Wie abhängig ist Deutschland von russischen Öl- und Gaslieferungen ? Die Debatte darum wird durch den Gasstreit im Januar 2009 erneut aufgeheizt. Doch Experten halten Befürchtungen, dass Russland in Zukunft nach Belieben über die Lieferungen nach Europa und damit nach Deutschland entscheiden werde, für völlig überzogen. Wurden unnötig Ängste geschürt?
Auch Russland ist abhängig
Roland Götz, langjähriger Leiter der Forschungsgruppe Russland/GUS bei der Stiftung Wissenschaft und Politik, hält die öffentliche Darstellung, Russland wolle durch ein „Abdrehen des Gashahns“ eine politisch motivierte Erpressung ausüben, schlichtweg für falsch. Diese Argumentation verkenne, so Götz in der Zeitschrift „Osteuropa“, dass Gazprom, Russlands größter Industriekonzern, sich mit einem Stopp der Gasexporte nach Westen sein eigenes Grab schaufeln würde. Durch einen solchen Bruch der Lieferverträge wäre der Konzern „vom europäischen Markt auf alle Zeiten verbannt“, stattdessen würden dann europäische Kohle- und Kernkraftunternehmen an seine Stelle treten.
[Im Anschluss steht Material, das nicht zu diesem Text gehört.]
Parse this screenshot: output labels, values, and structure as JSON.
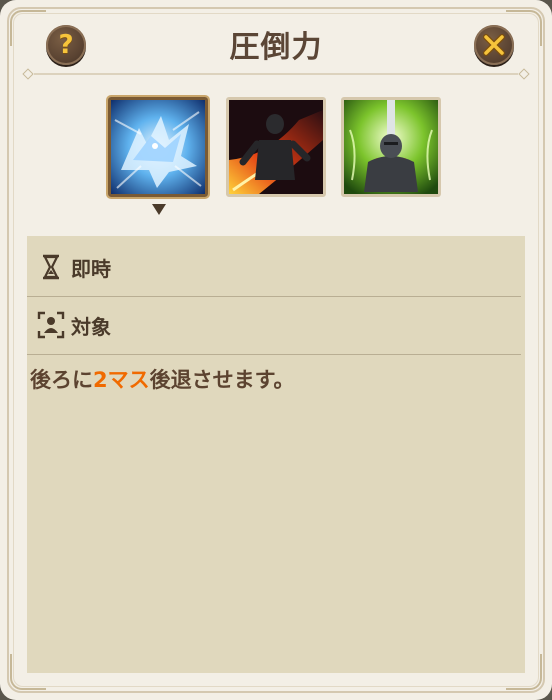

Russland sei also mindestens genau so abhängig von Europa wie Europa von Russland. Deutschland ist zusammen mit Italien größter Gaskonsument in Europa, und beide Länder sind im Gegenzug die größten Kunden von Gazprom. Insgesamt verdient Gazprom mit Exporten nach Europa jährlich rund 30 bis 40 Milliarden US-Dollar. Warum sollte Russland seine Exporteinnahmen aufs Spiel setzen, fragt Götz.
Russland sitzt Risiko aus
Der Gasstreit vom Januar 2009 hat allerdings gezeigt, dass Russland bereit ist, derlei Risiken auszusitzen. Schließlich sind Gazprom durch den Lieferstopp im Januar pro Tag etwa 120 Millionen US-Dollar an Gewinn verloren gegangen, insgesamt betrug der Verlust laut Alexej Miller, dem Chef von Gazprom, über eine Milliarde US-Dollar.